Bu şefkati bulmak, yönlendirmek, kabul etmek hemen olamayabilir. Bu süreçte aslında sabır göstererek bile kendimize şefkat duyuyoruz belki de. Belki de “Evet hemen olmadı ama demek ki zamana ihtiyacın var.” cümlesinin eyleme dökülmüş hali sabretmek. 
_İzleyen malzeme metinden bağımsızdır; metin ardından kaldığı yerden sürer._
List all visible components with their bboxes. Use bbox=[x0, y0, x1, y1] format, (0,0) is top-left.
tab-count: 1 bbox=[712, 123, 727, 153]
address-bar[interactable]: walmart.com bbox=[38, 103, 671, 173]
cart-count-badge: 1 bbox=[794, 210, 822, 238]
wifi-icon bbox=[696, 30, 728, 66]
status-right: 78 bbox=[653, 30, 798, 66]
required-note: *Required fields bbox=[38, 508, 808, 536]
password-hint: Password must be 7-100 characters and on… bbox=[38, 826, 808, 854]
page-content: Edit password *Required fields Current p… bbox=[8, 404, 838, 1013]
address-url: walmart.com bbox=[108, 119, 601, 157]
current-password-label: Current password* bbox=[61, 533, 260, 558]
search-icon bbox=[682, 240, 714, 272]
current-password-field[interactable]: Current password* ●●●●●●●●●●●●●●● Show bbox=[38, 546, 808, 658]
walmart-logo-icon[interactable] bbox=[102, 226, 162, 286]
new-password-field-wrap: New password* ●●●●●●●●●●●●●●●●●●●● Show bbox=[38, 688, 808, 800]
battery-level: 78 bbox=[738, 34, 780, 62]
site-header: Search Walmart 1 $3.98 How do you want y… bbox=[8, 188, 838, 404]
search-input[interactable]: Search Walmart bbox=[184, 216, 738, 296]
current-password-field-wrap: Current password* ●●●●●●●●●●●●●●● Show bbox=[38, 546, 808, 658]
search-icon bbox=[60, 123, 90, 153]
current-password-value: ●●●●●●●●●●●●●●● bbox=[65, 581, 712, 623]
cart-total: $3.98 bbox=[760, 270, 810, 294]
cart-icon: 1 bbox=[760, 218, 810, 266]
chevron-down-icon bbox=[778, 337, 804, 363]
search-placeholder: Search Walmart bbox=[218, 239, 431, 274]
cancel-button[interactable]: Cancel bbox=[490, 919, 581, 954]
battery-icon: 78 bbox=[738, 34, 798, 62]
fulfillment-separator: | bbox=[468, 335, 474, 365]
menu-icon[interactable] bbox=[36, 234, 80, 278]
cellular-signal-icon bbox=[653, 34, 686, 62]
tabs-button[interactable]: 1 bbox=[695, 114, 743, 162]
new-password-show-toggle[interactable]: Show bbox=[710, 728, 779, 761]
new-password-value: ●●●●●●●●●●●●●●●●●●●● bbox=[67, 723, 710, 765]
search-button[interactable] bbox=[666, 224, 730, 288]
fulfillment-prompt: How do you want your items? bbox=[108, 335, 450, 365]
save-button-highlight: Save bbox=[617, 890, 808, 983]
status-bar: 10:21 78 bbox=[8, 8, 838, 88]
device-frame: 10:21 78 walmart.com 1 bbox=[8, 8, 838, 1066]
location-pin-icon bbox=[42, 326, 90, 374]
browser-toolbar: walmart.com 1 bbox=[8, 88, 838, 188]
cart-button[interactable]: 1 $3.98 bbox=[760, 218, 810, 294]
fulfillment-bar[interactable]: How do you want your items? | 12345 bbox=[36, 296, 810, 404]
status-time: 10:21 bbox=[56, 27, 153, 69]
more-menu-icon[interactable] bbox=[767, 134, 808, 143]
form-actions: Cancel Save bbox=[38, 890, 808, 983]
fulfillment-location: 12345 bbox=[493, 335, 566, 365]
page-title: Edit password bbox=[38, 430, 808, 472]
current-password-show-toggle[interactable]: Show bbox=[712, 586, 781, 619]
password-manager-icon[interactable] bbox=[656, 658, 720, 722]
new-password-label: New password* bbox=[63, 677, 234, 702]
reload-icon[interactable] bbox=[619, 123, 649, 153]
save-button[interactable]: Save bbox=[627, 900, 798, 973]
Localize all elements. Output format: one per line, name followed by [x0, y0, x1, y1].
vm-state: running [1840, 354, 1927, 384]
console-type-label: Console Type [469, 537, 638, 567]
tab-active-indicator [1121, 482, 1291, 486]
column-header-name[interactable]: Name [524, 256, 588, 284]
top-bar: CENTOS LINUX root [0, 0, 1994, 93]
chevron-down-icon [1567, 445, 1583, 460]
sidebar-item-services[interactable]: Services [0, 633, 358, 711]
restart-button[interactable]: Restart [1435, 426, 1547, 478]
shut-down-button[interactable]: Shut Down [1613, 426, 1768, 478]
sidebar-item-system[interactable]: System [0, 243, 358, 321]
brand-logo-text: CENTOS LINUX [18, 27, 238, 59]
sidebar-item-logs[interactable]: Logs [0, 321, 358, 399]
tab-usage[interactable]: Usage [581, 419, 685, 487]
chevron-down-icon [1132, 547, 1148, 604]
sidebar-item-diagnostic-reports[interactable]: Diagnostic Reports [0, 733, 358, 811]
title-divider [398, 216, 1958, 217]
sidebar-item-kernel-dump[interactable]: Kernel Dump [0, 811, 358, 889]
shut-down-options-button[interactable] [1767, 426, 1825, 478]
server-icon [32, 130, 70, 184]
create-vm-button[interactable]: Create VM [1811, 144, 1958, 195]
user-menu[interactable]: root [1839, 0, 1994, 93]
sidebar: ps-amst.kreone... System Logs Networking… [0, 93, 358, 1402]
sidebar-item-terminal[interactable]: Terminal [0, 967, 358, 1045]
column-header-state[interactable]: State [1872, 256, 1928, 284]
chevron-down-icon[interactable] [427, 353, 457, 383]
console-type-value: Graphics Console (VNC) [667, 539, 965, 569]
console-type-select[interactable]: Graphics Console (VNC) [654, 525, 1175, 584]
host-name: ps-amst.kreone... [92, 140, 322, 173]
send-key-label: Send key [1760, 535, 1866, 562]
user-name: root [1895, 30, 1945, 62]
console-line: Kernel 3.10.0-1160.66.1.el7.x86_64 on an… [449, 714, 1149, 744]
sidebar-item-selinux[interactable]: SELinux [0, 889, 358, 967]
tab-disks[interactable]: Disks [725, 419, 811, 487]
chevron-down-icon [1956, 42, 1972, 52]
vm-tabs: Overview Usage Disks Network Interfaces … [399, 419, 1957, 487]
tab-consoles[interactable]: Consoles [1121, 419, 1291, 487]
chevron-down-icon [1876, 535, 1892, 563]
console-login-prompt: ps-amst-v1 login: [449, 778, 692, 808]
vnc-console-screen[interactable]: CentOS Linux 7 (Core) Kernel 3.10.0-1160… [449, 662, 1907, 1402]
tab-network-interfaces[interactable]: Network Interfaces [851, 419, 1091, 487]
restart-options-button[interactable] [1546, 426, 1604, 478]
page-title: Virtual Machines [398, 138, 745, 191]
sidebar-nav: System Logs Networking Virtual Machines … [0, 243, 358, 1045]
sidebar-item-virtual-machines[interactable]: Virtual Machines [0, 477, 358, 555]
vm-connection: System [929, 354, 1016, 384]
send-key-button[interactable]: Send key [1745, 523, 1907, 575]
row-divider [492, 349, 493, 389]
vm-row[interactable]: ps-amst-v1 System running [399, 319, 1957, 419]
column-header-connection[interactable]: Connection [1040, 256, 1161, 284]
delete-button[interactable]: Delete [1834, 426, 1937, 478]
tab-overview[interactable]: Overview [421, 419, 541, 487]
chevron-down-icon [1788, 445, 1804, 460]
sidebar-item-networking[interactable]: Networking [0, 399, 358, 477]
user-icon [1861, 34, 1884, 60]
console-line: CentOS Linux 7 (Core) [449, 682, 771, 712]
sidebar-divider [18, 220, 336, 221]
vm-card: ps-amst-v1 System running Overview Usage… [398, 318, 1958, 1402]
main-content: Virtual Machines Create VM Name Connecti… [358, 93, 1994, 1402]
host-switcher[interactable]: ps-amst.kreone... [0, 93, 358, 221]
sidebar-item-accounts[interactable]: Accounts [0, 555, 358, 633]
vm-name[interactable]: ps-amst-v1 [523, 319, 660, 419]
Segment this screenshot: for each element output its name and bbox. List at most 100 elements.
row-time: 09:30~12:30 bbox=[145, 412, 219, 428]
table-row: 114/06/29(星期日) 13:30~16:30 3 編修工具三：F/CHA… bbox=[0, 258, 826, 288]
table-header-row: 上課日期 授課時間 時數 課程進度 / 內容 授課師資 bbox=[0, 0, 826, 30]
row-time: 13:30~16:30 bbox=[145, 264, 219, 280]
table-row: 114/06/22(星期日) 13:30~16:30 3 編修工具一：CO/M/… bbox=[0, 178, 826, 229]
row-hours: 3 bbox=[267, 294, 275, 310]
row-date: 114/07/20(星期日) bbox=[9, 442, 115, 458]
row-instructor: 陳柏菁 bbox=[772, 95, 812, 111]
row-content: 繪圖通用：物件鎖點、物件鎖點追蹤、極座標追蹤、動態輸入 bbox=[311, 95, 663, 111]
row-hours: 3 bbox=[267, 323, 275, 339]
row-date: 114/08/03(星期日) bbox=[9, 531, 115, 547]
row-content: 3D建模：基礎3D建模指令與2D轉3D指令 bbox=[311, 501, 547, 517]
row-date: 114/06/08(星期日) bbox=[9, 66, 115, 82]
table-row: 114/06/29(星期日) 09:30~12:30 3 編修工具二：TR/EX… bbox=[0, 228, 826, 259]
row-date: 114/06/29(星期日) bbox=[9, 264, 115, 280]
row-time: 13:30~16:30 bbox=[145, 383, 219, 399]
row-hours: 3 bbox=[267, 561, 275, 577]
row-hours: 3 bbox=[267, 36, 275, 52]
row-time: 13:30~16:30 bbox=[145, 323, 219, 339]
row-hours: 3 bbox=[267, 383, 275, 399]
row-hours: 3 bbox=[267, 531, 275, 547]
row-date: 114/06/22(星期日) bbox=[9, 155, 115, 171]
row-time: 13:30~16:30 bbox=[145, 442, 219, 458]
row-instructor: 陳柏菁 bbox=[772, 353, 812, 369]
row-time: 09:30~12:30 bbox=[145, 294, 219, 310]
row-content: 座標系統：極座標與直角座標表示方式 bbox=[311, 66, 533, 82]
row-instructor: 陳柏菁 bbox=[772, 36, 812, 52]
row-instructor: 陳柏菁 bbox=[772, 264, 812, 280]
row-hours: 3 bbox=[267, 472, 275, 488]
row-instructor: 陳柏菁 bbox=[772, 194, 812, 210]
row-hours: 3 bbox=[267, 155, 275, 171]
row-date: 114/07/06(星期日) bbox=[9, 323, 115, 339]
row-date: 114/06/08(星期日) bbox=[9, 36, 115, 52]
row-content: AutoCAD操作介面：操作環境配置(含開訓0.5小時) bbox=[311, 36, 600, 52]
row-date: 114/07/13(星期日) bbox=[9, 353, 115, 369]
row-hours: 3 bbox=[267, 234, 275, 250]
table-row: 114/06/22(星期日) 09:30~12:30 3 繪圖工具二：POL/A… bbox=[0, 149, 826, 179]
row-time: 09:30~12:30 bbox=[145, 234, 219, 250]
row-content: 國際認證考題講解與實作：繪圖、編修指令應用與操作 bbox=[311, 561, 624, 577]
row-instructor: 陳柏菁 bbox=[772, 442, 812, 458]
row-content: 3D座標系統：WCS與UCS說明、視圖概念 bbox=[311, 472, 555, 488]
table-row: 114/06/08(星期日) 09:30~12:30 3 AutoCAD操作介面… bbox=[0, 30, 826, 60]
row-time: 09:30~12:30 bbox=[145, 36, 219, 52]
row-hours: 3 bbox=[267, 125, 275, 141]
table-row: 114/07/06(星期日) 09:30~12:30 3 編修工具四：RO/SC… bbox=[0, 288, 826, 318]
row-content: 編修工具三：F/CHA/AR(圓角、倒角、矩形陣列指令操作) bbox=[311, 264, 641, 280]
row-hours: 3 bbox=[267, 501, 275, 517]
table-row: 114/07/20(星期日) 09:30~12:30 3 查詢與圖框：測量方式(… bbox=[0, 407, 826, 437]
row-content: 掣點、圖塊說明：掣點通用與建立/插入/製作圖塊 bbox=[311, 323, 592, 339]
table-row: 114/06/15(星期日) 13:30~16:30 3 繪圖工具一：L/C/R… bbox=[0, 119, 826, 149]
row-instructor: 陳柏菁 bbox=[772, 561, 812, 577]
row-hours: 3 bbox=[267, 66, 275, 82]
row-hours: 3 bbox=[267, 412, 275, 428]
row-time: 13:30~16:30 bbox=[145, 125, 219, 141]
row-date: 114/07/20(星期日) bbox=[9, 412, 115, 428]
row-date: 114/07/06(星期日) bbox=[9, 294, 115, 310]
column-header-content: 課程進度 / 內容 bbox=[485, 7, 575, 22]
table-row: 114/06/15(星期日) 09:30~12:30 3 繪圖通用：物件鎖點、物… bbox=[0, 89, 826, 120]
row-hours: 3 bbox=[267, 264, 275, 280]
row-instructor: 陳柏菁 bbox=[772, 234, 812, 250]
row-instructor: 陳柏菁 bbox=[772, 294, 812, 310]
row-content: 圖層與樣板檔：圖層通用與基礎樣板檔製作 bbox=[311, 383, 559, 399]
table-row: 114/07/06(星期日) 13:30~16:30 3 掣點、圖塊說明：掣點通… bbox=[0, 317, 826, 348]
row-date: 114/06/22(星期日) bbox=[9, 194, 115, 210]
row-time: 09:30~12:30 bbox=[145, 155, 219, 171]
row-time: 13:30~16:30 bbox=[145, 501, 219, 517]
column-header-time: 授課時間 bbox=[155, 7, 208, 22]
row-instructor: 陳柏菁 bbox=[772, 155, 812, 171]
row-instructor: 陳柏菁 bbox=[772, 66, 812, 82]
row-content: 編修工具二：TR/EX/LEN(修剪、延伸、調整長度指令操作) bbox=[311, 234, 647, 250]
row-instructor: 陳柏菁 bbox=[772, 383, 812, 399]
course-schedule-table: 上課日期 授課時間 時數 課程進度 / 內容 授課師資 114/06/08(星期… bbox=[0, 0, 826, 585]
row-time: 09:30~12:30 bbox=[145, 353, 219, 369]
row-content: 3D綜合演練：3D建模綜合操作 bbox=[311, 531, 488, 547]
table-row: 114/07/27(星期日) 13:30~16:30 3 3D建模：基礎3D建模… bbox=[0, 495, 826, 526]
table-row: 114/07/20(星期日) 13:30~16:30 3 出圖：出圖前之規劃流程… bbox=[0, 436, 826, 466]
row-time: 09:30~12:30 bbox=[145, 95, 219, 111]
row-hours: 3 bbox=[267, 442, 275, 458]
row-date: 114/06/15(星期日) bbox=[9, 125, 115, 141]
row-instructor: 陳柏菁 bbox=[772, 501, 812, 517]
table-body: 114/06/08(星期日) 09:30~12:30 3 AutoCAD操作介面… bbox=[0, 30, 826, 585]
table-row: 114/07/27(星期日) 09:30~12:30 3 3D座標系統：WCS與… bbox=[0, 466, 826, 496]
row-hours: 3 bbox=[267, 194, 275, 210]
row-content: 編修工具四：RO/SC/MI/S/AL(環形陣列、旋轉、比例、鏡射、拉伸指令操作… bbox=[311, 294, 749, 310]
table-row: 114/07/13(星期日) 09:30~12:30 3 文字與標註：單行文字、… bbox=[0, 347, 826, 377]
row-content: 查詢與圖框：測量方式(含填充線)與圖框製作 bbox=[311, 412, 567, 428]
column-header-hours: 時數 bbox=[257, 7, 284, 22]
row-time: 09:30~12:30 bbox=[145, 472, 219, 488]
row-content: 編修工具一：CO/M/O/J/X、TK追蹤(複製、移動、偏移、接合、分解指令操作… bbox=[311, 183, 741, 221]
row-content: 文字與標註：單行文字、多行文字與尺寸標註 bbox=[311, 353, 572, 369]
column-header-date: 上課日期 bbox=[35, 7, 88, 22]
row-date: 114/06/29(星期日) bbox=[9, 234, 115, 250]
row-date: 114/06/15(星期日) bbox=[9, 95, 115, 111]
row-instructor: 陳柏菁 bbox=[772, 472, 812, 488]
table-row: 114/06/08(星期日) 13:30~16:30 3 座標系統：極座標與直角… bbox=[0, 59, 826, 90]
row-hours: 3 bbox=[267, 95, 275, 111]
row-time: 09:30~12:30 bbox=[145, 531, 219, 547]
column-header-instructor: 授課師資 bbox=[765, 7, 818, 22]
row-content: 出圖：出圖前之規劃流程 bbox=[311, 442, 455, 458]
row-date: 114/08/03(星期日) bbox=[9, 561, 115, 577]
Çok güzel bir söz var bu yazıya eklemek istediğim;

Hold yourself as a mother holds her beloved child.

Buddha

Bana bu deyiş hep öz şefkatin görselleştirilmiş hali gibi geliyor. Bir anne kucağında yavrusunu taşıyor onu sarmalamış ve çocuk ağlasa da, bağırsa da, hatalar da yapsa, öfkeli de olsa anne çocuğu sarıyor, sımsıkı ve boğucu bir sarma değil bu, hatta bence çocuğa tüm saydıklarımı yapması için de alan tanıyan bir sarma, sarmalama hali. Çocuk hep güvende hissediyor çünkü şefkatli bir annenin kucağında. Onun ihtiyaçlarını gören, duyan, anlamasa da anlamak için çaba sarf eden bir annenin. 

Tam da bu noktada kendimizi bu anne gibi düşünebiliriz belki de. Bu annenin şefkatini ve o şefkatin sonsuzluğunu kendimize gösterdiğimizi varsayalım. Sizce de bu anlayışı, bu şefkati hak etmiyor musunuz?